Неудобство от подобного истолкования слова «религия» стали испытывать прежде всего пришельцы с Запада, так как ни одно из восточных учений — ни буддизм, ни синто, ни даосизм, ни конфуцианство — полностью не укладывалось в западное понятие «религия». Порою не обнаруживалось самого существенного для западного религиозного сознания — то веры, то Бога. Но прежде всего удивляло то, что были они системами, «открытыми» для восприятия «чужого», — этакими наборами кубиков «Лего», позволяющими не только комбинировать и перекомбинировать собственный комплект идей, но и сочетать их с другими. Для Запада такая ситуация была уже делом далекого прошлого, позабытой эллинистической эпохи, и потому многие стали утверждать, что «религий» на Востоке нет. Действительно, если брать за эталон привычное на Западе, на Востоке религий не обнаружить.

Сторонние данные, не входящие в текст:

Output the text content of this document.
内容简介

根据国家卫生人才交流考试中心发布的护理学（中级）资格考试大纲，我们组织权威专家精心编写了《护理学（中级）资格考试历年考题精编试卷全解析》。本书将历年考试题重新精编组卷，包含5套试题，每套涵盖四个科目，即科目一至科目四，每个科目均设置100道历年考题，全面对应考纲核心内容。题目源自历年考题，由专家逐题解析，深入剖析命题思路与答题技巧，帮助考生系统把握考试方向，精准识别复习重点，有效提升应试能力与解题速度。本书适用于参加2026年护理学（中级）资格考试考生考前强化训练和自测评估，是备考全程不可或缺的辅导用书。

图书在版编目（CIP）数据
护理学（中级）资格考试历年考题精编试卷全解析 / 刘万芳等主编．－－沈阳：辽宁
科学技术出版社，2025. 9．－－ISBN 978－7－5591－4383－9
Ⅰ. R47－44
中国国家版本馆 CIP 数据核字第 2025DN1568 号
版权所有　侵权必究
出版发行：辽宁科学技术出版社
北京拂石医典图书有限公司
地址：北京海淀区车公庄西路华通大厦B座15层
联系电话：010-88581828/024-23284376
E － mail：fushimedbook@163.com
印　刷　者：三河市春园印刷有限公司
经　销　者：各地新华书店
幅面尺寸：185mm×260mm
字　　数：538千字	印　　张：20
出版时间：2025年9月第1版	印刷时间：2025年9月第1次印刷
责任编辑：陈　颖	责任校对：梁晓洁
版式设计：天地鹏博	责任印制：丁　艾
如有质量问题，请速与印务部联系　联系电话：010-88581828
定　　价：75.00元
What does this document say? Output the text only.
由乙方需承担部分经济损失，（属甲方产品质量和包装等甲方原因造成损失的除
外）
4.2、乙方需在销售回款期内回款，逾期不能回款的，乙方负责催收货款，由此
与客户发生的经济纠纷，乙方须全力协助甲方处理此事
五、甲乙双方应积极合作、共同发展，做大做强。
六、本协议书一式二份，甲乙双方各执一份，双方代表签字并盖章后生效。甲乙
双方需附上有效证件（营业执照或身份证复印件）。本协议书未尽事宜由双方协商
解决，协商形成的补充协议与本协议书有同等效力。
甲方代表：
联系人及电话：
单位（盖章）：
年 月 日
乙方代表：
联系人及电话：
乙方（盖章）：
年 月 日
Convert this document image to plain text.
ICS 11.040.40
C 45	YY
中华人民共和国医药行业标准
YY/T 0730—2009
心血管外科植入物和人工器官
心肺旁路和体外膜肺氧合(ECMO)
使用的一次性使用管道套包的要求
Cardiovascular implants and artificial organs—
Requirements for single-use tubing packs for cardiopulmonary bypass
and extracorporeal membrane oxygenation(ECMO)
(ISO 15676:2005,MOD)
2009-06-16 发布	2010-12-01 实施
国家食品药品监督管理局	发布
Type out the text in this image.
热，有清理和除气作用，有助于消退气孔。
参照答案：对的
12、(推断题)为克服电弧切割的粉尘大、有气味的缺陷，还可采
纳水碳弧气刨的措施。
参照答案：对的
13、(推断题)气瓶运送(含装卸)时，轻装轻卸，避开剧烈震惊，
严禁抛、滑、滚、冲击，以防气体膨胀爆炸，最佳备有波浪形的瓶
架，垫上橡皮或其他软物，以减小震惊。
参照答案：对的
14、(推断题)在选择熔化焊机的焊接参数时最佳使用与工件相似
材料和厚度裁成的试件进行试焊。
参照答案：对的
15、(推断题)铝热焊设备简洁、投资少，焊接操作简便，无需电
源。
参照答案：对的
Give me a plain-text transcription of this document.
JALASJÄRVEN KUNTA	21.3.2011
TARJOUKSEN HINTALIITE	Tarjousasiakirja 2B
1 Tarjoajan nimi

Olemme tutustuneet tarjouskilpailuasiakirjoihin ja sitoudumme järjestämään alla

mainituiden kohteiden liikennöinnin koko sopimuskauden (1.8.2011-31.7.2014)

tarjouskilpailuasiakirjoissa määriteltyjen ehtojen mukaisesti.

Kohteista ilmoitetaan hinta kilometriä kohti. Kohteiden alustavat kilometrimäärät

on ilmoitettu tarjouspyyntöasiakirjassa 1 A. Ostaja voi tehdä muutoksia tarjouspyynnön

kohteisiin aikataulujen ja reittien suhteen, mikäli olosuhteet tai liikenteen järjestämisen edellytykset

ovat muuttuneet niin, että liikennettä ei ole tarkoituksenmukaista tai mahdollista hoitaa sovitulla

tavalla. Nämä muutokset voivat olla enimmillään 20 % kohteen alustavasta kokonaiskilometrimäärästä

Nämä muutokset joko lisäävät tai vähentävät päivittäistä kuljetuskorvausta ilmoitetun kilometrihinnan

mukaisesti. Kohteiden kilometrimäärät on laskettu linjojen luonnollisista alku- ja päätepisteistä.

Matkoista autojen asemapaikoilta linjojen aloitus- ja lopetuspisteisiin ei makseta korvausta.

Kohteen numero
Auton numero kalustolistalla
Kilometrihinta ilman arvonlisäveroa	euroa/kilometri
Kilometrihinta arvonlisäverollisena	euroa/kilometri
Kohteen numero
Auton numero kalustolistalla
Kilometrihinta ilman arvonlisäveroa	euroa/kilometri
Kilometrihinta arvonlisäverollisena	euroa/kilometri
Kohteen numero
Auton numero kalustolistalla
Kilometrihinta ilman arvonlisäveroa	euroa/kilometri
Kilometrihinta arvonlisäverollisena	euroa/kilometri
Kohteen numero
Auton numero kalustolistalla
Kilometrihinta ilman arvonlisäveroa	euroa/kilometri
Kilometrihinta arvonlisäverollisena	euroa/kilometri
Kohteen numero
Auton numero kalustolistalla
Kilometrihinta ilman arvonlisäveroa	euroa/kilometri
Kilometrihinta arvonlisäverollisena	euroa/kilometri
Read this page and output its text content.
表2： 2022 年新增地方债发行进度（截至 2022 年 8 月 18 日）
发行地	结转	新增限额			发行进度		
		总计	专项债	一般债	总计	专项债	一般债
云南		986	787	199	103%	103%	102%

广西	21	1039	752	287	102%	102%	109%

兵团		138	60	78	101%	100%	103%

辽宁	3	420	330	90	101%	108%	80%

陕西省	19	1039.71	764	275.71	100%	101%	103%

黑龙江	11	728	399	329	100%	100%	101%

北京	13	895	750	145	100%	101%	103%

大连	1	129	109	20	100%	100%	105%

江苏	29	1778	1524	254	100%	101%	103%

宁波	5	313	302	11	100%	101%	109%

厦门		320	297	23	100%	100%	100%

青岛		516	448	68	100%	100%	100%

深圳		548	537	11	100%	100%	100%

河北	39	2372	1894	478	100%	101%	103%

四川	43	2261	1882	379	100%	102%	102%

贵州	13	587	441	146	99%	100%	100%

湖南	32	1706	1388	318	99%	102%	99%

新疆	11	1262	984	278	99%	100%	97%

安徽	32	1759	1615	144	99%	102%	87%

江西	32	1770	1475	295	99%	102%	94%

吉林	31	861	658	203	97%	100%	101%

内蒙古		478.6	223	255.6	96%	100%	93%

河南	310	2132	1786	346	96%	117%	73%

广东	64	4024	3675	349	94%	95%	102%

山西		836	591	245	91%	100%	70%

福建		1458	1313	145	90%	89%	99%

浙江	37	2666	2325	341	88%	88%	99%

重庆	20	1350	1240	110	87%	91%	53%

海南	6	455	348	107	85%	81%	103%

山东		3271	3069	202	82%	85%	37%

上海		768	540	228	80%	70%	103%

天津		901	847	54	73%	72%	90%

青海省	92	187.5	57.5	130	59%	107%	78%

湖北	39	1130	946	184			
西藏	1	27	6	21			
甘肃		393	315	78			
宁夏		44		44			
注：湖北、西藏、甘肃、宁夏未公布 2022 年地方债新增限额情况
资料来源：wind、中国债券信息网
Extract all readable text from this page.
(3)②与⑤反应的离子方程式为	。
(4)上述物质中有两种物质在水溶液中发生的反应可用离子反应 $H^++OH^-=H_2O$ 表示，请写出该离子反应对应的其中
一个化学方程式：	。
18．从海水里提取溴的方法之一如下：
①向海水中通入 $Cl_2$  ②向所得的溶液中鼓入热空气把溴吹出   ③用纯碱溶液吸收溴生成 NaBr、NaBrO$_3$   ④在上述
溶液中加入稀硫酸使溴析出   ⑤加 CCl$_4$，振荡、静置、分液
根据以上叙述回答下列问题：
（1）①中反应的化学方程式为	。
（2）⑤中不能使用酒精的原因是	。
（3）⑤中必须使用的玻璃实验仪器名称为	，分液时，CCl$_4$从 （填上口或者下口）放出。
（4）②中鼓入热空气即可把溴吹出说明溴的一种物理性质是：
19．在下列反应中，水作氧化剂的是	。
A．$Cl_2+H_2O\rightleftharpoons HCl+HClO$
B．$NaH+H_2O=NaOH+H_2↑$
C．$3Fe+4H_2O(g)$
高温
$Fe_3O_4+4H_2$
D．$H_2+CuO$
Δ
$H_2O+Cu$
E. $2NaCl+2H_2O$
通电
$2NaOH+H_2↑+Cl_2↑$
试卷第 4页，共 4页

Подобное отношение к восточным верованиям — дело отнюдь не далекого прошлого, когда можно было сослаться на недостаток знаний. Вот как описывает уже цитированная мною Ф. Блумфилд отношение многих современных европейцев и североамериканцев к религиозным верованиям китайцев: «Чужаки, которые живут среди китайцев, часто говорят, что китайцы не религиозны, а просто суеверны, но это только потому, что чужаки не признают религию в той форме, в которой китайцы практикуют ее. Несомненно, простой человек имеет дело не с четкими философскими указаниями Конфуция или мистической физикой даосизма — это скорее переплетение анимизма, даосско-буддийских лоскутков и обрывков, народного мифотворчества и магии, а также веков сверхъестественных практик, что и является сейчас религией китайцев».

Примерно такое же представление о религии характерно для многих японцев. Конечно, среди них есть вполне сознательные приверженцы той или иной конфессии, но таких меньшинство. Большинству же скорее свойственна описанная выше китайская «схема», которую они и именуют традиционным словом «верование» — синдзин. Слово же сю:кё: обычно используется либо по отношению к «западным» религиям, либо в значении слова «секта», имеющем примерно те же негативные ассоциации, что и в нашей культуре. Поэтому подавляющее большинство людей, регулярно, по меньшей мере два раза в месяц, посещающих одно из известных синтоистских святилищ на границе префектур Осака и Нора, при анкетировании чаще всего ставили «птичку» напротив варианта ответа: «Религиозные (сю:кё:) действия я, как правило, не совершаю», а авторы книги «Религия современного человека» («Гэндайдзин-но сю:кё:»), японские ученые, вынуждены в предисловии уточнять, что слово «религия» (сю:кё:) они используют в «широком смысле», а не в его становящемся привычным в японской юридической практике истолковании как «религиозные действия определенной секты».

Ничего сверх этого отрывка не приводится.